In a ho-hum affair, junior middleweight Jorge Garcia advanced to 32-4 (26) with a 10-round unanimous decision over Uzbekistan’s Kudratillo Abudukakhorov (20-4). The judges had it 97-92 and 99-90 twice. There were no knockdowns, but Garcia had a point deducted in round eight for low blows.

Garcia displayed none of the power that he showed in his most recent fight three months ago in Arizona and when he knocked out his German opponent in 46 seconds. Abudukakhorov, who has competed mostly as a welterweight, came in at 158 1/4 pounds and didn’t look in the best of shape. The Uzbek was purportedly 170-10 as an amateur (4-5 per boxrec).

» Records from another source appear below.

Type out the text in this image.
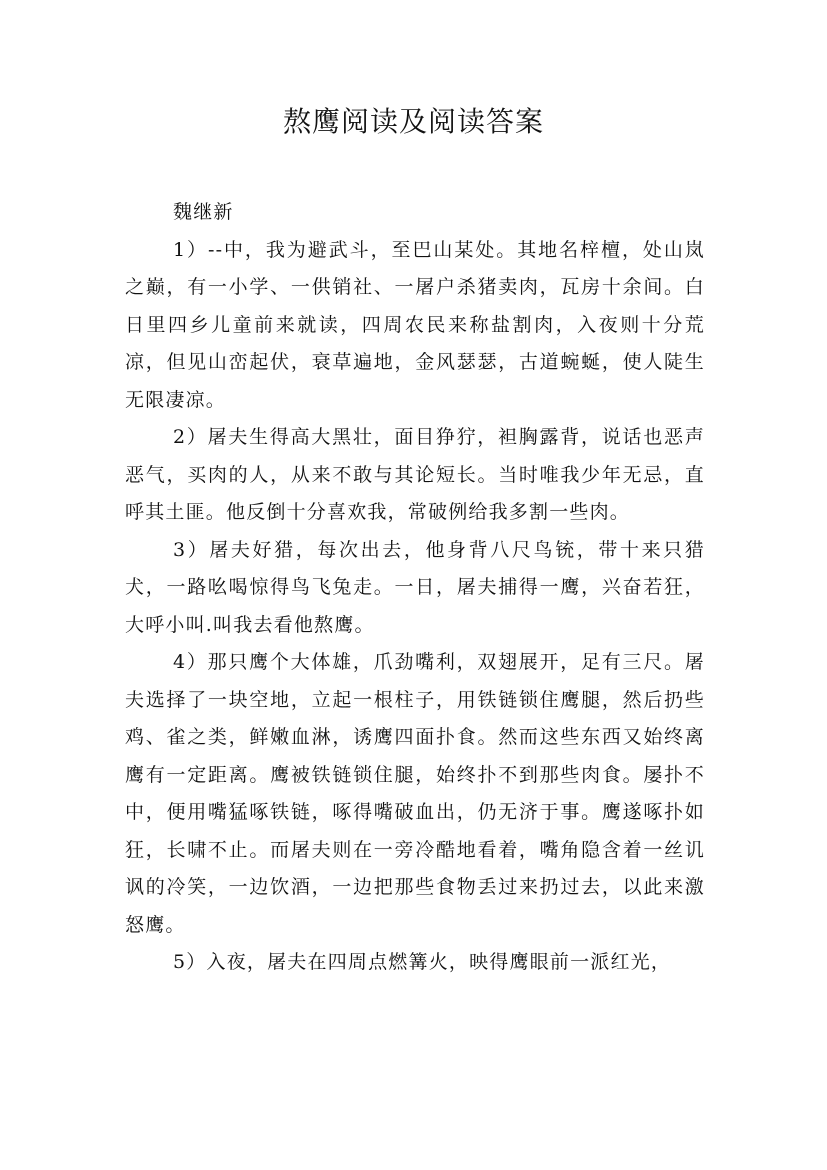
熬鹰阅读及阅读答案

魏继新

1）--中，我为避武斗，至巴山某处。其地名梓檀，处山岚之巅，有一小学、一供销社、一屠户杀猪卖肉，瓦房十余间。白日里四乡儿童前来就读，四周农民来称盐割肉，入夜则十分荒凉，但见山峦起伏，衰草遍地，金风瑟瑟，古道蜿蜒，使人陡生无限凄凉。

2）屠夫生得高大黑壮，面目狰狞，袒胸露背，说话也恶声恶气，买肉的人，从来不敢与其论短长。当时唯我少年无忌，直呼其土匪。他反倒十分喜欢我，常破例给我多割一些肉。

3）屠夫好猎，每次出去，他身背八尺鸟铳，带十来只猎犬，一路吆喝惊得鸟飞兔走。一日，屠夫捕得一鹰，兴奋若狂，大呼小叫.叫我去看他熬鹰。

4）那只鹰个大体雄，爪劲嘴利，双翅展开，足有三尺。屠夫选择了一块空地，立起一根柱子，用铁链锁住鹰腿，然后扔些鸡、雀之类，鲜嫩血淋，诱鹰四面扑食。然而这些东西又始终离鹰有一定距离。鹰被铁链锁住腿，始终扑不到那些肉食。屡扑不中，便用嘴猛啄铁链，啄得嘴破血出，仍无济于事。鹰遂啄扑如狂，长啸不止。而屠夫则在一旁冷酷地看着，嘴角隐含着一丝讥讽的冷笑，一边饮酒，一边把那些食物丢过来扔过去，以此来激怒鹰。

5）入夜，屠夫在四周点燃篝火，映得鹰眼前一派红光，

Super bantamweight Sebastian Hernandez improved to 18-0 (17 KOs) with a seventh-round stoppage of Argentine import Sergio Martin (14-5). The end came at the 2:39 mark of round seven when Martin’s corner threw in the towel. Earlier in the round, Martin lost his mouthpiece and had a point deducted for holding.

Hernandez wasn’t all that impressive considering the high expectations born of his high knockout ratio, but appeared to have injured his right hand during the sixth round.